By Matthew Silkin, Staff Writer
In a way, the 2020 Commencement mirrored my college experience: hyped up by everyone around me, suddenly moved to an online venue, and then finished way too quickly.
The entire affair lasted just short of an hour. Rabbi Lord Jonathan Sacks gave a short speech and Lin Manuel Miranda made a guest appearance. Instead of each graduate being called up to a stage to receive a symbolic diploma, the deans simply stated the number of students qualified to have the title of Associate/Bachelor conferred upon them which was then affirmed by President Rabbi Dr. Berman. The tassel moving and cap throwing was relegated to premade videos.

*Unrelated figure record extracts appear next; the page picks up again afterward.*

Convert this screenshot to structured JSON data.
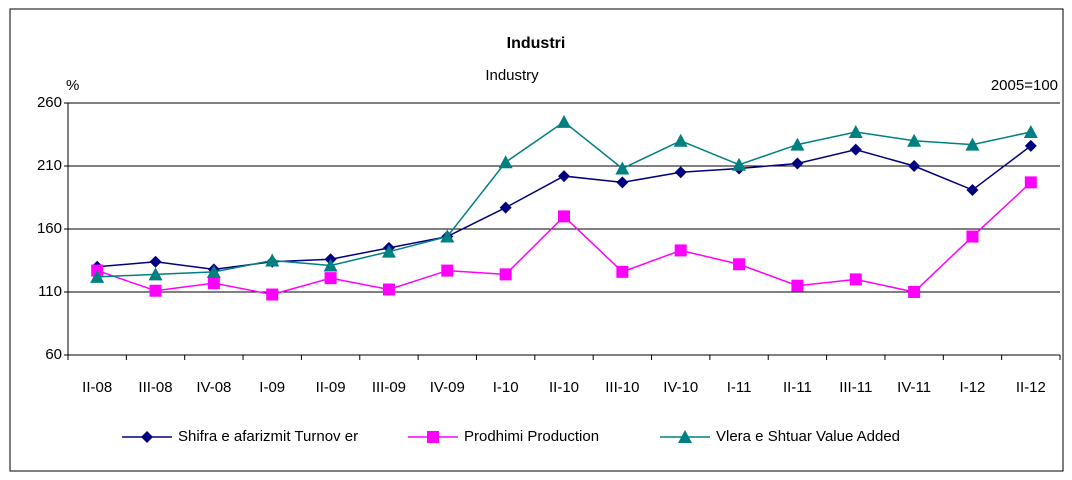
{
  "chart_data": {
    "type": "line",
    "title": "Industri",
    "subtitle": "Industry",
    "y_label": "%",
    "annotation": "2005=100",
    "categories": [
      "II-08",
      "III-08",
      "IV-08",
      "I-09",
      "II-09",
      "III-09",
      "IV-09",
      "I-10",
      "II-10",
      "III-10",
      "IV-10",
      "I-11",
      "II-11",
      "III-11",
      "IV-11",
      "I-12",
      "II-12"
    ],
    "series": [
      {
        "name": "Shifra e afarizmit Turnov er",
        "color": "#000080",
        "marker": "diamond",
        "values": [
          130,
          134,
          128,
          134,
          136,
          145,
          154,
          177,
          202,
          197,
          205,
          208,
          212,
          223,
          210,
          191,
          226
        ]
      },
      {
        "name": "Prodhimi Production",
        "color": "#ff00ff",
        "marker": "square",
        "values": [
          127,
          111,
          117,
          108,
          121,
          112,
          127,
          124,
          170,
          126,
          143,
          132,
          115,
          120,
          110,
          154,
          197
        ]
      },
      {
        "name": "Vlera e Shtuar Value Added",
        "color": "#008080",
        "marker": "triangle",
        "values": [
          122,
          124,
          126,
          135,
          131,
          142,
          154,
          213,
          245,
          208,
          230,
          211,
          227,
          237,
          230,
          227,
          237
        ]
      }
    ],
    "ylim": [
      60,
      260
    ],
    "yticks": [
      60,
      110,
      160,
      210,
      260
    ],
    "grid": true,
    "legend": "bottom"
  }
}
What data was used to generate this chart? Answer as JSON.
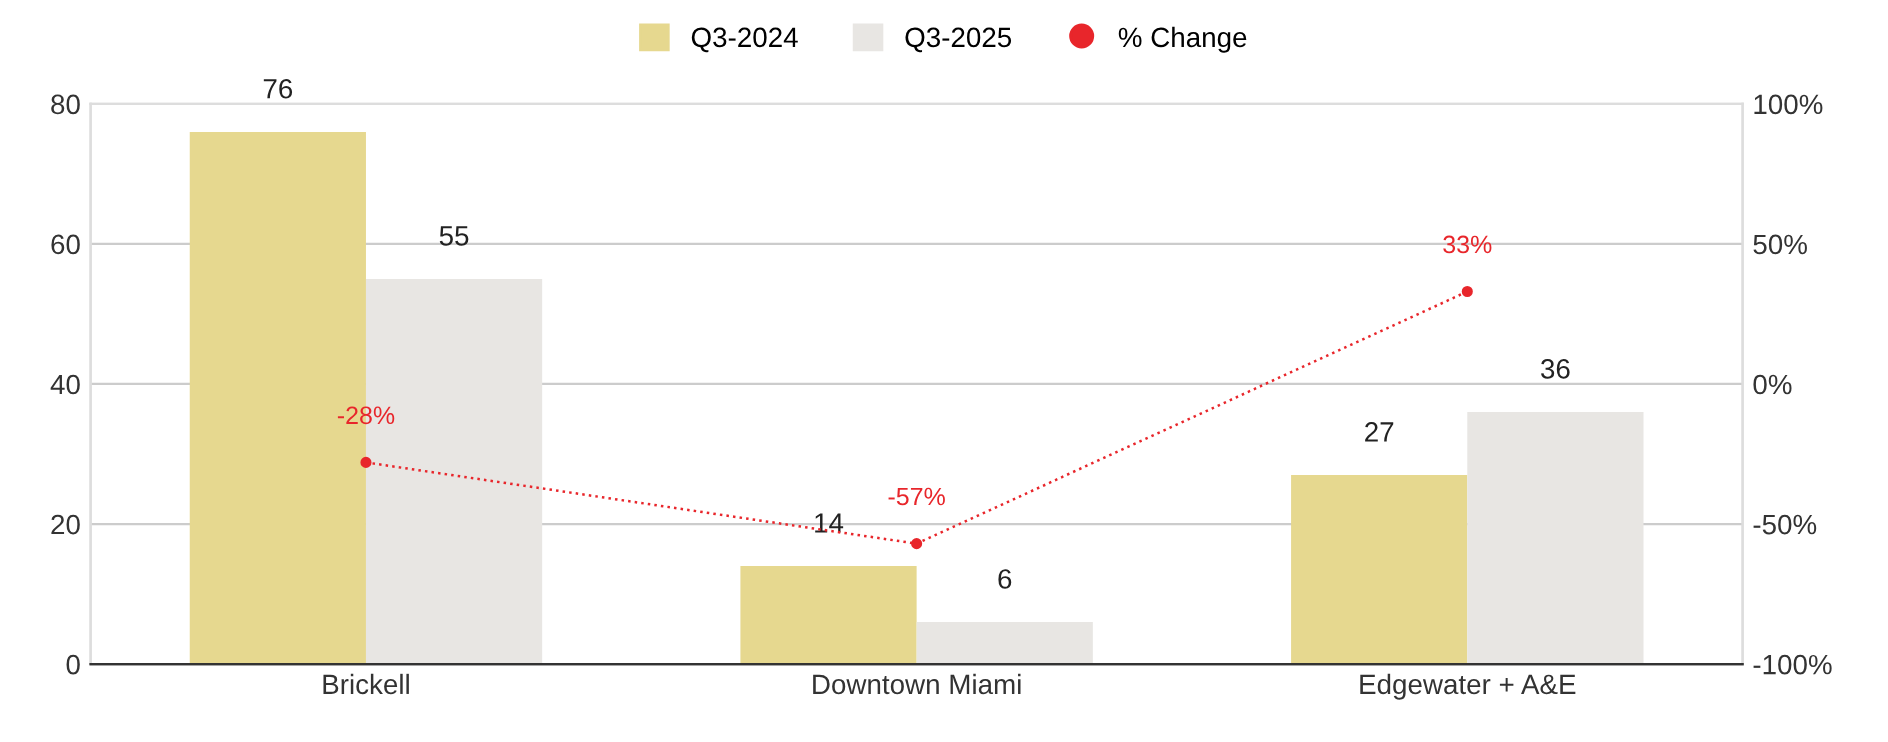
{
  "chart_data": {
    "type": "bar",
    "categories": [
      "Brickell",
      "Downtown Miami",
      "Edgewater + A&E"
    ],
    "series": [
      {
        "name": "Q3-2024",
        "color": "#e6d88f",
        "values": [
          76,
          14,
          27
        ],
        "value_labels": [
          "76",
          "14",
          "27"
        ]
      },
      {
        "name": "Q3-2025",
        "color": "#e8e6e3",
        "values": [
          55,
          6,
          36
        ],
        "value_labels": [
          "55",
          "6",
          "36"
        ]
      },
      {
        "name": "% Change",
        "type": "line",
        "axis": "y2",
        "color": "#e8262b",
        "values": [
          -28,
          -57,
          33
        ],
        "value_labels": [
          "-28%",
          "-57%",
          "33%"
        ],
        "marker": "circle",
        "line_style": "dotted"
      }
    ],
    "ylim": [
      0,
      80
    ],
    "yticks": [
      0,
      20,
      40,
      60,
      80
    ],
    "y2lim": [
      -100,
      100
    ],
    "y2ticks": [
      {
        "value": -100,
        "label": "-100%"
      },
      {
        "value": -50,
        "label": "-50%"
      },
      {
        "value": 0,
        "label": "0%"
      },
      {
        "value": 50,
        "label": "50%"
      },
      {
        "value": 100,
        "label": "100%"
      }
    ],
    "grid": "y",
    "legend": "top"
  }
}
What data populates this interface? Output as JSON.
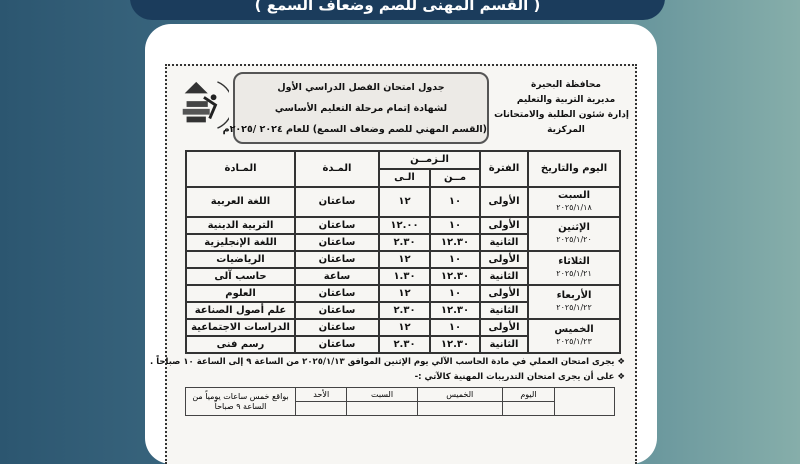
{
  "banner": {
    "text": "( القسم المهنى للصم وضعاف السمع )"
  },
  "document": {
    "org_lines": [
      "محافظة البحيرة",
      "مديرية التربية والتعليم",
      "إدارة شئون الطلبة والامتحانات",
      "المركزية"
    ],
    "title_lines": [
      "جدول امتحان الفصل الدراسي الأول",
      "لشهادة إتمام مرحلة التعليم الأساسي",
      "(القسم المهني للصم وضعاف السمع) للعام ٢٠٢٤ /٢٠٢٥م"
    ],
    "table": {
      "headers": {
        "day": "اليوم والتاريخ",
        "period": "الفترة",
        "time": "الـزمــن",
        "from": "مــن",
        "to": "الـى",
        "duration": "المـدة",
        "subject": "المـادة"
      },
      "days": [
        {
          "day": "السبت",
          "date": "٢٠٢٥/١/١٨",
          "rows": [
            {
              "period": "الأولى",
              "from": "١٠",
              "to": "١٢",
              "duration": "ساعتان",
              "subject": "اللغة العربية"
            }
          ]
        },
        {
          "day": "الإثنين",
          "date": "٢٠٢٥/١/٢٠",
          "rows": [
            {
              "period": "الأولى",
              "from": "١٠",
              "to": "١٢.٠٠",
              "duration": "ساعتان",
              "subject": "التربية الدينية"
            },
            {
              "period": "الثانية",
              "from": "١٢.٣٠",
              "to": "٢.٣٠",
              "duration": "ساعتان",
              "subject": "اللغة الإنجليزية"
            }
          ]
        },
        {
          "day": "الثلاثاء",
          "date": "٢٠٢٥/١/٢١",
          "rows": [
            {
              "period": "الأولى",
              "from": "١٠",
              "to": "١٢",
              "duration": "ساعتان",
              "subject": "الرياضيات"
            },
            {
              "period": "الثانية",
              "from": "١٢.٣٠",
              "to": "١.٣٠",
              "duration": "ساعة",
              "subject": "حاسب آلى"
            }
          ]
        },
        {
          "day": "الأربعاء",
          "date": "٢٠٢٥/١/٢٢",
          "rows": [
            {
              "period": "الأولى",
              "from": "١٠",
              "to": "١٢",
              "duration": "ساعتان",
              "subject": "العلوم"
            },
            {
              "period": "الثانية",
              "from": "١٢.٣٠",
              "to": "٢.٣٠",
              "duration": "ساعتان",
              "subject": "علم أصول الصناعة"
            }
          ]
        },
        {
          "day": "الخميس",
          "date": "٢٠٢٥/١/٢٣",
          "rows": [
            {
              "period": "الأولى",
              "from": "١٠",
              "to": "١٢",
              "duration": "ساعتان",
              "subject": "الدراسات الاجتماعية"
            },
            {
              "period": "الثانية",
              "from": "١٢.٣٠",
              "to": "٢.٣٠",
              "duration": "ساعتان",
              "subject": "رسم فنى"
            }
          ]
        }
      ]
    },
    "notes": [
      "❖ يجرى امتحان العملي في مادة الحاسب الآلي يوم الإثنين الموافق ٢٠٢٥/١/١٣ من الساعة ٩ إلى الساعة ١٠ صباحاً .",
      "❖ على أن يجرى امتحان التدريبات المهنية كالآتي :-"
    ],
    "table2": {
      "headers": [
        "اليوم",
        "الخميس",
        "السبت",
        "الأحد",
        "بواقع خمس ساعات يومياً من الساعة ٩ صباحاً"
      ]
    }
  }
}
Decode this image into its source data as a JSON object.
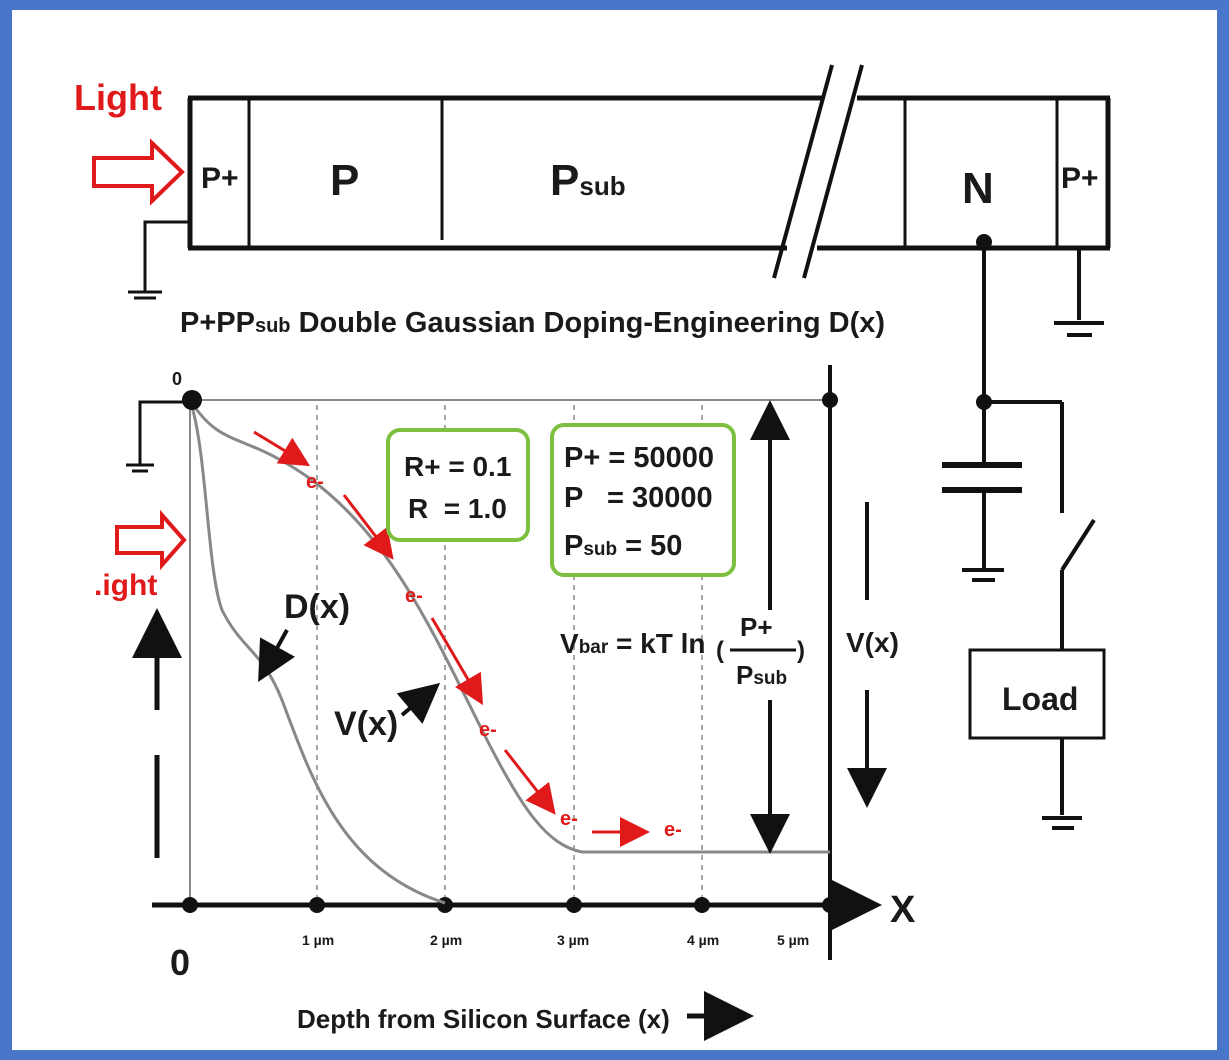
{
  "device": {
    "light_label_top": "Light",
    "light_label_left": ".ight",
    "regions": [
      {
        "label": "P+"
      },
      {
        "label": "P"
      },
      {
        "label_main": "P",
        "label_sub": "sub"
      },
      {
        "label": "N"
      },
      {
        "label": "P+"
      }
    ]
  },
  "title": {
    "prefix": "P+PP",
    "sub": "sub",
    "suffix": " Double Gaussian Doping-Engineering D(x)"
  },
  "plot": {
    "origin_top": "0",
    "origin_bottom": "0",
    "x_axis_letter": "X",
    "x_ticks": [
      "1 µm",
      "2 µm",
      "3 µm",
      "4 µm",
      "5 µm"
    ],
    "x_caption": "Depth from Silicon Surface (x)",
    "curve_label_d": "D(x)",
    "curve_label_v": "V(x)",
    "side_label_v": "V(x)",
    "electron": "e-",
    "ratio_box": {
      "line1": "R+ = 0.1",
      "line2": "R  = 1.0"
    },
    "doping_box": {
      "line1": "P+ = 50000",
      "line2": "P   = 30000",
      "line3_main": "P",
      "line3_sub": "sub",
      "line3_rest": " = 50"
    },
    "vbar": {
      "prefix": "V",
      "sub": "bar",
      "rest": " = kT ln",
      "numerator": "P+",
      "denominator_main": "P",
      "denominator_sub": "sub"
    }
  },
  "circuit": {
    "load_label": "Load"
  },
  "colors": {
    "red": "#e01a1a",
    "green_box": "#7dbf3e",
    "border": "#4a76c9",
    "ink": "#111111"
  }
}
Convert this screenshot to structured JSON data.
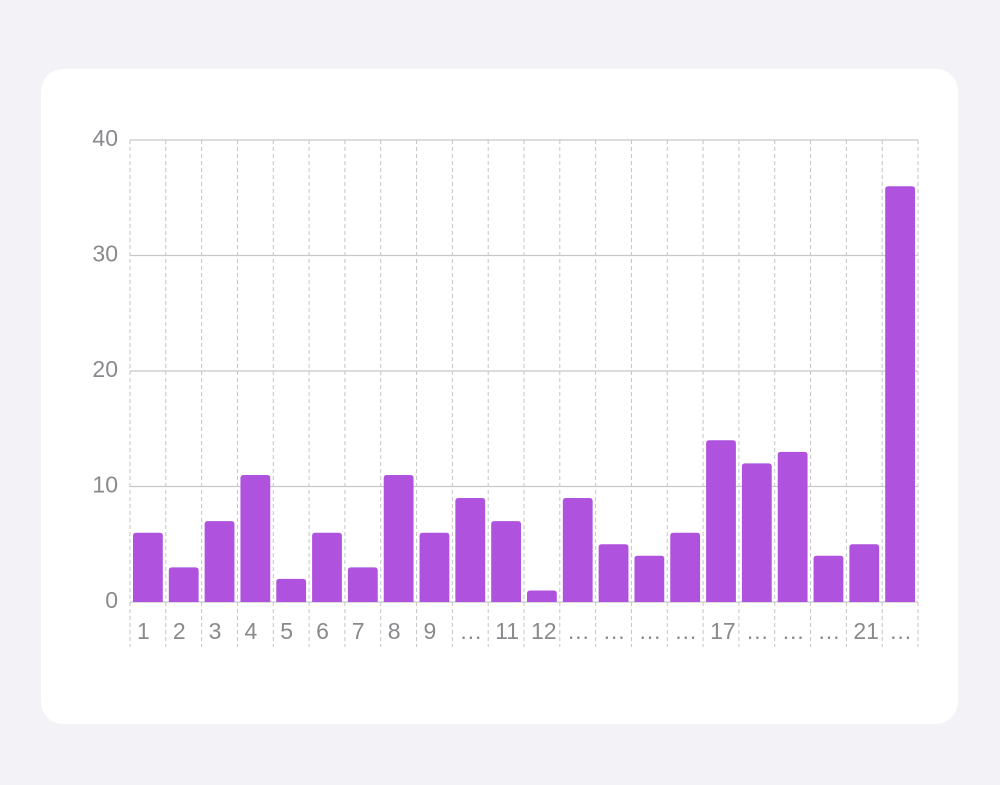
{
  "chart_data": {
    "type": "bar",
    "categories": [
      "1",
      "2",
      "3",
      "4",
      "5",
      "6",
      "7",
      "8",
      "9",
      "…",
      "11",
      "12",
      "…",
      "…",
      "…",
      "…",
      "17",
      "…",
      "…",
      "…",
      "21",
      "…"
    ],
    "values": [
      6,
      3,
      7,
      11,
      2,
      6,
      3,
      11,
      6,
      9,
      7,
      1,
      9,
      5,
      4,
      6,
      14,
      12,
      13,
      4,
      5,
      36
    ],
    "color": "#af52de",
    "ylim": [
      0,
      40
    ],
    "yticks": [
      0,
      10,
      20,
      30,
      40
    ],
    "grid": true
  }
}
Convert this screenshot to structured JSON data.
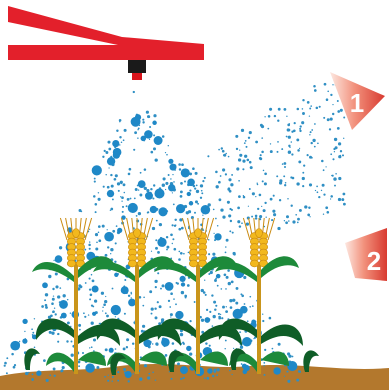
{
  "badges": [
    {
      "label": "1"
    },
    {
      "label": "2"
    }
  ],
  "colors": {
    "boom": "#e3202b",
    "nozzle": "#1a1a1a",
    "nozzle_tip": "#d8141c",
    "spray_fine": "#2f8fc4",
    "spray_coarse": "#1f88c7",
    "badge_light": "#fbe1d8",
    "badge_dark": "#e0433a",
    "stalk": "#c9951b",
    "grain": "#f2b81d",
    "grain_dark": "#c98a10",
    "leaf": "#1d8a3a",
    "leaf_dark": "#0f5d27",
    "soil": "#b3782d"
  },
  "icons": [
    "sprayer-boom-icon",
    "spray-nozzle-icon",
    "wheat-plant-icon"
  ]
}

There was also a post-Commencement “Zoom party” for all the graduates. There was trivia, both general and YU-specific. Apparently there were prizes for the winners of trivia, but what they are I am not aware. Everyone besides the host was on mute. It, too, was short-lived, going on for just shy of an hour and a half.
Compared to the pomp and circumstance (pun intended) of an in-person exercise, I suppose it was rather nice for the event to be over and done with as short as possible. I personally tend to prefer things to be short and to the point rather than overdone and elongated. Had we had a ceremony with all the bells and whistles, it most likely would have taken all afternoon; today, I sat down with my family at 1 p.m., watched Commencement, and then at 1:50 p.m., we all got up to return to our errands.
However, there’s a camaraderie of an in person exercise, a sort of pervasive atmosphere amongst the graduates that was kind of just … lost in the digital Commencement. I think vividly of 2019’s Commencement exercises, of the hugs and handshakes that I shared with my friends who had graduated, of sitting in the auditorium at Madison Square Garden and watching the caps and gowns shuffle by to their designated area, of the WhatsApp group that someone started to make live commentary and jokes of the events of the day. Someone tried starting that this year as well, and it kinda just … fell flat. Flatter than it did last year, anyhow.
I guess “flat” is the best way to describe today. The entire ceremony was two dimensional, consisting of everything happening on a 13 inch screen in my living room. I got into my cap and gown five minutes beforehand and simply watched the pre-recorded proceedings instead of being in a crowd with friends, joking around and cheering when hearing our names called by the Provost to be awarded our degrees.
I think the most indicative moment of 2020 Commencement was the memoriam for those who passed away during the pandemic. From what I saw, it was a fairly standard video which played while viewers bombarded the screen with heart and sobbing emojis in the ‘reaction’ function. Half the time, the last name of the deceased was covered up by the river of emojis. Sometimes, a laughing emoji snaked its way up, though I feel it was more due to a misclick from a less technologically literate user than a malicious mockery of the person being memorialized. Nevertheless, the entire sequence is seared into my mind as the lynchpin of 2020’s graduation ceremony and of the end of college in general.
T.S. Eliot ended his poem “The Hollow Men” with the timeless and cryptic, “This is the way the world ends / This is the way the world ends / This is the way the world ends / Not with a bang but with a whimper.”
2019 Commencement had confetti cannons (the first YU Commencement to have them, according to the Kahoot game in the post-Commencement party). 2020 had sobbing emojis taking up a third of an in-memoriam video.
Not with a bang but with a whimper, indeed.